I get asked a bunch of questions about… you know… stuff. And in the early morning hours I enjoy responding (hopefully) thoughtfully and thoroughly. A couple members of my team suggested I start sharing my advice. Previous AMA’s are here. So, without further ado, please enjoy this installment of Ask MilEs Anything:
A reader asked me: “How do you handle feeling overwhelmed at work?”
Over the past year I’ve been studying a lot about teamwork, leadership, and change. I started by reading the same business books that other people have read about these three topics, and what I saw was that the way we’re working isn’t necessarily working.
According to the Gallup Organization, disengaged workers cost US companies more than $450 billion dollars, and we don’t have fewer distractions, we have more and more every day.
So instead, I took a different approach; I learned quite a bit from some very strange sources. I looked at people from various little corners of the globe who are doing really amazing things in those three areas…outside the world of business.
I looked at doctors (both M.D.’s and Ph.D.’s), rocket scientists, Girl Scouts, professional wrestlers, United States Marines, coaches, preachers, teachers! Generally, any person or group I could think of that was affecting change and building strong teams.
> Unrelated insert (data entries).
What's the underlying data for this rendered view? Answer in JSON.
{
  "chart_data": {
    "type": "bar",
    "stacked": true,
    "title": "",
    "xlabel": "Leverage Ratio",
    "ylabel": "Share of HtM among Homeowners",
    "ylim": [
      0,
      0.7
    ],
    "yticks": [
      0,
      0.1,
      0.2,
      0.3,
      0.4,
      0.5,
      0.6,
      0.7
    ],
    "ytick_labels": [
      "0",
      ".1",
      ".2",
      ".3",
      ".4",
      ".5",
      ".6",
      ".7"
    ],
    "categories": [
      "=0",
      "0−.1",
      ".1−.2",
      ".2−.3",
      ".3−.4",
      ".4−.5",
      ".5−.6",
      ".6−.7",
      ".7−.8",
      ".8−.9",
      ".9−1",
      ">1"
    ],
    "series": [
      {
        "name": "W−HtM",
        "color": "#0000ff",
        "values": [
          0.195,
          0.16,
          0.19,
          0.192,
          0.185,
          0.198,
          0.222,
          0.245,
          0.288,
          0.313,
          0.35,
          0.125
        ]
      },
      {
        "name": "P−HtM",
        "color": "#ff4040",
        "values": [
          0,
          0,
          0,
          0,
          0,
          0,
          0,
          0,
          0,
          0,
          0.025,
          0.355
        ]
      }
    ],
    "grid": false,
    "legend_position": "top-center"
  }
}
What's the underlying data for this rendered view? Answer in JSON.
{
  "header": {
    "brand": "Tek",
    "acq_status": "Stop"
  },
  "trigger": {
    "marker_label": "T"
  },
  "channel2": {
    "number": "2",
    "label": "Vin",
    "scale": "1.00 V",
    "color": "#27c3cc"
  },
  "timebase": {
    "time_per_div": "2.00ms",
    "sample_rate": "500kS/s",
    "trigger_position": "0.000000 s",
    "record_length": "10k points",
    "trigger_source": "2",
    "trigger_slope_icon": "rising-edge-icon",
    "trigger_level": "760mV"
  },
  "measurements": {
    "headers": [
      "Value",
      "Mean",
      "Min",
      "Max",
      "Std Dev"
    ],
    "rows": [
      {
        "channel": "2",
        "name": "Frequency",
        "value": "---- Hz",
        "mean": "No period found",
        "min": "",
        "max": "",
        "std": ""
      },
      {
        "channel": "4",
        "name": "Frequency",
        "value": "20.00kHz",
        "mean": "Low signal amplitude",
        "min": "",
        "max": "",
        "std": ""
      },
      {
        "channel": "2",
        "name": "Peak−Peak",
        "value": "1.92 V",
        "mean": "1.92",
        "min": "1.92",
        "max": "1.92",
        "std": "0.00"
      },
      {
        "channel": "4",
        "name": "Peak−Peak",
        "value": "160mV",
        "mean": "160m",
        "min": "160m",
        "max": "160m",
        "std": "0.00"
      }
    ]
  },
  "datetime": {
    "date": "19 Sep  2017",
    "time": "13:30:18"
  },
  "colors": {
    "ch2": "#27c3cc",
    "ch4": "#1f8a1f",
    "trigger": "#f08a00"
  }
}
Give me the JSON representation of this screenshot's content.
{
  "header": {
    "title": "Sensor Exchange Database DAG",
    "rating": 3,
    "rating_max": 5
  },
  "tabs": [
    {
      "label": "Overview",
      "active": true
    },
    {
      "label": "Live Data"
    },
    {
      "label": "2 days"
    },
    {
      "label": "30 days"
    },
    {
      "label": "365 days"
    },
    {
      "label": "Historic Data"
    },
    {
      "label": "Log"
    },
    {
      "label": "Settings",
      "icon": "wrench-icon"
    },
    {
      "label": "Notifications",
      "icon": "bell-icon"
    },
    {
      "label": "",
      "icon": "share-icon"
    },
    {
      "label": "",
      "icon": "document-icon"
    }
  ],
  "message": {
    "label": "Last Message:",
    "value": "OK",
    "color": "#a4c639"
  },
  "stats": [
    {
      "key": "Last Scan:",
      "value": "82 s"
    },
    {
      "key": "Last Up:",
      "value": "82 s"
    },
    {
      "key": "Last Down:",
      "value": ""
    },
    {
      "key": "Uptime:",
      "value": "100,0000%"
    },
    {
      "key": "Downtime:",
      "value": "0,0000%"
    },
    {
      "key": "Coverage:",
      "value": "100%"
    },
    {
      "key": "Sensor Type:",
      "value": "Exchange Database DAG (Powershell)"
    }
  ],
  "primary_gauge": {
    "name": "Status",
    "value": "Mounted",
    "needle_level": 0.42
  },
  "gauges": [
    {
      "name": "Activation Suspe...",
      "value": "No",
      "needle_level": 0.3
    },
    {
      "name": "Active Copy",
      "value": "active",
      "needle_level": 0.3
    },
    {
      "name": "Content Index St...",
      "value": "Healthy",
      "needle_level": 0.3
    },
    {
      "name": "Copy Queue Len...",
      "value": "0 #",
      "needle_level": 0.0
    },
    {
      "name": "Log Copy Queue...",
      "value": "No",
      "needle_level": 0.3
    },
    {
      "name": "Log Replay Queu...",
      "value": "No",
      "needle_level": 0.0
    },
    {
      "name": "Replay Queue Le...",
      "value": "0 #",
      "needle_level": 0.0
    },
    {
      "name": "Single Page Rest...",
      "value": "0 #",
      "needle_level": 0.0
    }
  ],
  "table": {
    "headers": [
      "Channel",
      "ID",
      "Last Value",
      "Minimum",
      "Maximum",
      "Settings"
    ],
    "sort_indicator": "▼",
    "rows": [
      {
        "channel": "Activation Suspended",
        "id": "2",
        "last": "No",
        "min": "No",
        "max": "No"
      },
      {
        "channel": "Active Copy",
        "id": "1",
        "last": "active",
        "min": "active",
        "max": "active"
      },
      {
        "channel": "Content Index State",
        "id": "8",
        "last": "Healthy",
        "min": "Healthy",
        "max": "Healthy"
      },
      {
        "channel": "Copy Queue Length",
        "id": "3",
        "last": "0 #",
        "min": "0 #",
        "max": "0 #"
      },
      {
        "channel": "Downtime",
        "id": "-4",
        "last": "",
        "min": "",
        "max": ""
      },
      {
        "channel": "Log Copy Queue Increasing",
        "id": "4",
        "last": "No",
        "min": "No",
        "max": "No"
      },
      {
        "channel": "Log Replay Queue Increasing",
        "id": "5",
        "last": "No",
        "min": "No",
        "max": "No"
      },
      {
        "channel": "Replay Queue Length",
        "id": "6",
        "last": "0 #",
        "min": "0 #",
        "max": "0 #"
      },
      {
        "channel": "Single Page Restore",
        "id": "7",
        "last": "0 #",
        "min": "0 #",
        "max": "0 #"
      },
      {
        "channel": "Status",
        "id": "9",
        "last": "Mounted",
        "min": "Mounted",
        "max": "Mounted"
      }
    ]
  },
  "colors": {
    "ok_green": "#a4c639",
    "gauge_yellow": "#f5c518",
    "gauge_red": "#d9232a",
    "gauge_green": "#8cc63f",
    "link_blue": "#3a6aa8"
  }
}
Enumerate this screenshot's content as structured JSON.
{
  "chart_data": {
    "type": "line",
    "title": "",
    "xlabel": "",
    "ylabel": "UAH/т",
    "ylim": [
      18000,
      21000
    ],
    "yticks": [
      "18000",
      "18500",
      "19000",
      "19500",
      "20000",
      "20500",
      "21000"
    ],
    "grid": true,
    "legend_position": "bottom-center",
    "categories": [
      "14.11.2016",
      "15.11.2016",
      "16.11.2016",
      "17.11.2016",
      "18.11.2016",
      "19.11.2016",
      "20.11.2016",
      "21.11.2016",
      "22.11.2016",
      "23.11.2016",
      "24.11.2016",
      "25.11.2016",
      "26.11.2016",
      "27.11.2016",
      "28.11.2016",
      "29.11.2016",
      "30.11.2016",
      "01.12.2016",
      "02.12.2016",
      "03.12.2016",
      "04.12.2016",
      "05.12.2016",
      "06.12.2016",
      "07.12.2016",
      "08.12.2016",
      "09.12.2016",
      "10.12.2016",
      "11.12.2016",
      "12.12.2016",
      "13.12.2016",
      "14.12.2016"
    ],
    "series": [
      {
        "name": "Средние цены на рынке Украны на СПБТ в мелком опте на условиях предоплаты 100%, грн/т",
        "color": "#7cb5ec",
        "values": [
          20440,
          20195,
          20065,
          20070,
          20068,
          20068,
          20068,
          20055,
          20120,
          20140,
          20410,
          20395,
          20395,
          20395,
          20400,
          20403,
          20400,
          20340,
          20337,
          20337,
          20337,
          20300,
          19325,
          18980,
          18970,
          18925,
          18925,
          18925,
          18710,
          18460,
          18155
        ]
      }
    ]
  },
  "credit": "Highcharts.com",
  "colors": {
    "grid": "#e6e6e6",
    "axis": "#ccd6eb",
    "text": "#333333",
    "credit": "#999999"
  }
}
And I asked myself, “What are they doing?”
And you know what I saw time and time again?
When it came to being more effective through teamwork, leadership, and change, at the very top of my list (and also what I just gave a talk to McDonald’s about) was truth and loving someone with truth.
A lot of times in this day and age we’re afraid to tell people what we really believe to be true, both positive and negative, because we’re afraid we’re going to repel them.
The very first person with whom we do that is ourselves.
Loving yourself means being honest with yourself. Knowing you need help and admitting that to yourself – that is the first step.
Next, you need to follow-up with trust.
There should be a leader in your organization who you can go to and say, “I’ve got a real problem and I’m willing to admit it and I’m going to be very vulnerable with you. “
Then, you have to be vulnerable and lay it out on the table. There’s no way around it, if you want help, you have to open yourself up to receive it.
What if you can’t think of a person inside your company to go to and trust with your issue?
Well, that says more about the negativity of your company than it does about you and it’s time to have a hard talk with yourself in the mirror. A truthful talk to say “Maybe it’s time that I make a change. I can’t find someone here who can help me. Maybe this isn’t a place I need to be.”
It all starts with truth, loving yourself enough to give yourself permission to ask for what you need, and trusting someone enough to be vulnerable with them (even if that someone is yourself).
Lastly and probably most importantly, if it goes deeper than that, if you are struggling with depression or anxiety, please seek professional help. Seek people who have actual learned degrees in research, in psychotherapy, in cognitive behavioral analysis that can help you identify accurately your problem and point you in the right direction to solve it.